Edmier, whose exhibition “Edison Impluvium” ran in the Bob Rauschenberg Gallery from December 2015 to February 2016, used actual ash from the eruption in a 2010-2014 sculpture on the anomaly.  Dr. Holmberg, a visiting archaeology professor from NYU, is a self-proclaimed “volcano fetishist” who focused her doctoral research on disaster, perception, and environmental change over human history.

Learn more at www.RauschenbergGallery.com or by calling (239) 489-9313.

Events at the Bob Rauschenberg Gallery at FSW are free and open to the public. The gallery is on the Thomas Edison Campus at 8099 College Parkway in Fort Myers. Gallery hours are Monday – Friday 10 a.m. to 4 p.m. and Saturday 11 a.m. – 3 p.m. Closed on Sundays and Holidays (including FSW Spring Break from March 7-13).

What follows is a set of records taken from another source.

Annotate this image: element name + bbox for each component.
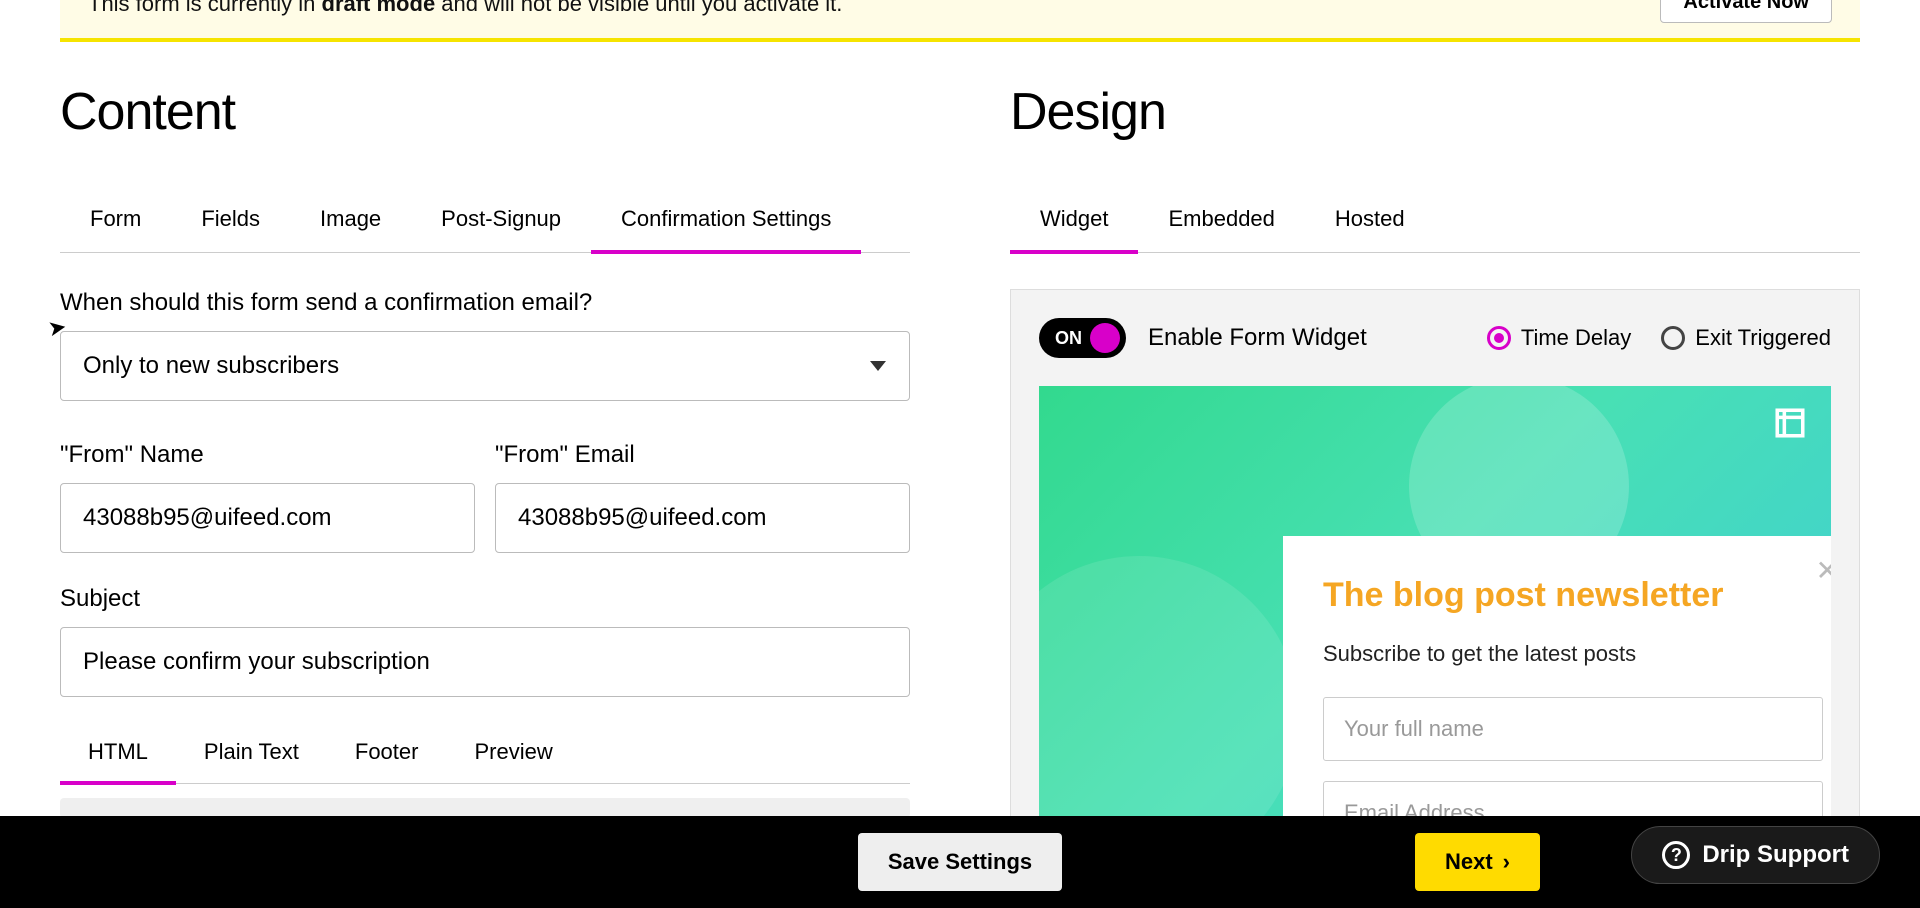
tab-confirmation-settings[interactable]: Confirmation Settings: [591, 192, 861, 254]
close-icon[interactable]: ✕: [1816, 554, 1831, 587]
editor-area[interactable]: [60, 798, 910, 818]
confirmation-value: Only to new subscribers: [60, 331, 910, 401]
confirmation-select[interactable]: Only to new subscribers: [60, 331, 910, 401]
editor-tab-html[interactable]: HTML: [60, 725, 176, 785]
radio-exit-label: Exit Triggered: [1695, 325, 1831, 351]
expand-icon[interactable]: [1773, 406, 1807, 440]
popup-title: The blog post newsletter: [1323, 576, 1823, 615]
popup-subtitle: Subscribe to get the latest posts: [1323, 641, 1823, 667]
editor-tab-preview[interactable]: Preview: [446, 725, 580, 785]
from-email-label: "From" Email: [495, 441, 910, 469]
content-tabs: Form Fields Image Post-Signup Confirmati…: [60, 192, 910, 253]
tab-post-signup[interactable]: Post-Signup: [411, 192, 591, 254]
confirmation-label: When should this form send a confirmatio…: [60, 289, 910, 317]
activate-button[interactable]: Activate Now: [1660, 0, 1832, 23]
chevron-right-icon: ›: [1503, 849, 1510, 875]
trigger-radio-group: Time Delay Exit Triggered: [1487, 325, 1831, 351]
radio-time-delay[interactable]: Time Delay: [1487, 325, 1631, 351]
content-column: Content Form Fields Image Post-Signup Co…: [60, 82, 910, 867]
editor-tabs: HTML Plain Text Footer Preview: [60, 725, 910, 784]
from-email-input[interactable]: [495, 483, 910, 553]
toggle-knob-icon: [1090, 323, 1120, 353]
tab-image[interactable]: Image: [290, 192, 411, 254]
tab-hosted[interactable]: Hosted: [1305, 192, 1435, 254]
radio-exit-triggered[interactable]: Exit Triggered: [1661, 325, 1831, 351]
content-title: Content: [60, 82, 910, 142]
help-icon: ?: [1662, 841, 1690, 869]
editor-tab-footer[interactable]: Footer: [327, 725, 447, 785]
footer-bar: Save Settings Next › ? Drip Support: [0, 816, 1920, 908]
radio-time-label: Time Delay: [1521, 325, 1631, 351]
subject-label: Subject: [60, 585, 910, 613]
design-tabs: Widget Embedded Hosted: [1010, 192, 1860, 253]
save-settings-button[interactable]: Save Settings: [858, 833, 1062, 891]
next-button[interactable]: Next ›: [1415, 833, 1540, 891]
design-panel: ON Enable Form Widget Time Delay Exit Tr…: [1010, 289, 1860, 867]
support-label: Drip Support: [1702, 841, 1849, 869]
radio-selected-icon: [1487, 326, 1511, 350]
enable-widget-toggle[interactable]: ON: [1039, 318, 1126, 358]
tab-embedded[interactable]: Embedded: [1138, 192, 1304, 254]
design-title: Design: [1010, 82, 1860, 142]
tab-widget[interactable]: Widget: [1010, 192, 1138, 254]
from-name-label: "From" Name: [60, 441, 475, 469]
banner-text: This form is currently in draft mode and…: [88, 0, 842, 17]
drip-support-button[interactable]: ? Drip Support: [1631, 826, 1880, 884]
from-name-input[interactable]: [60, 483, 475, 553]
draft-banner: This form is currently in draft mode and…: [60, 0, 1860, 42]
radio-unselected-icon: [1661, 326, 1685, 350]
subject-input[interactable]: [60, 627, 910, 697]
widget-preview: ✕ The blog post newsletter Subscribe to …: [1039, 386, 1831, 866]
next-label: Next: [1445, 849, 1493, 875]
popup-name-input[interactable]: Your full name: [1323, 697, 1823, 761]
toggle-on-label: ON: [1055, 328, 1082, 349]
tab-fields[interactable]: Fields: [171, 192, 290, 254]
tab-form[interactable]: Form: [60, 192, 171, 254]
enable-widget-label: Enable Form Widget: [1148, 324, 1367, 352]
design-column: Design Widget Embedded Hosted ON Enable …: [1010, 82, 1860, 867]
editor-tab-plain-text[interactable]: Plain Text: [176, 725, 327, 785]
chevron-down-icon: [870, 361, 886, 371]
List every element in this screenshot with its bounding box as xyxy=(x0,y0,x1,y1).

About The Bob Rauschenberg Gallery:

The Bob Rauschenberg Gallery was founded as The Gallery of Fine Art in 1979 on the Lee County campus of Florida SouthWestern State College/FSW (then Edison Community College).  On June 4, 2004 the Gallery of Fine Art was renamed the Bob Rauschenberg Gallery, to honor and commemorate our long time association and friendship with the artist.  Over more than three decades until his death, the Gallery worked closely with Rauschenberg to present world premiere exhibitions including multiple installations of the ¼ Mile or Two Furlong Piece.  The artist insisted on naming the space the Bob Rauschenberg Gallery (versus the “Robert Rauschenberg Gallery”) as it was consistent with the intimate, informal relationship he maintained with both our local Southwest Florida community and FSW.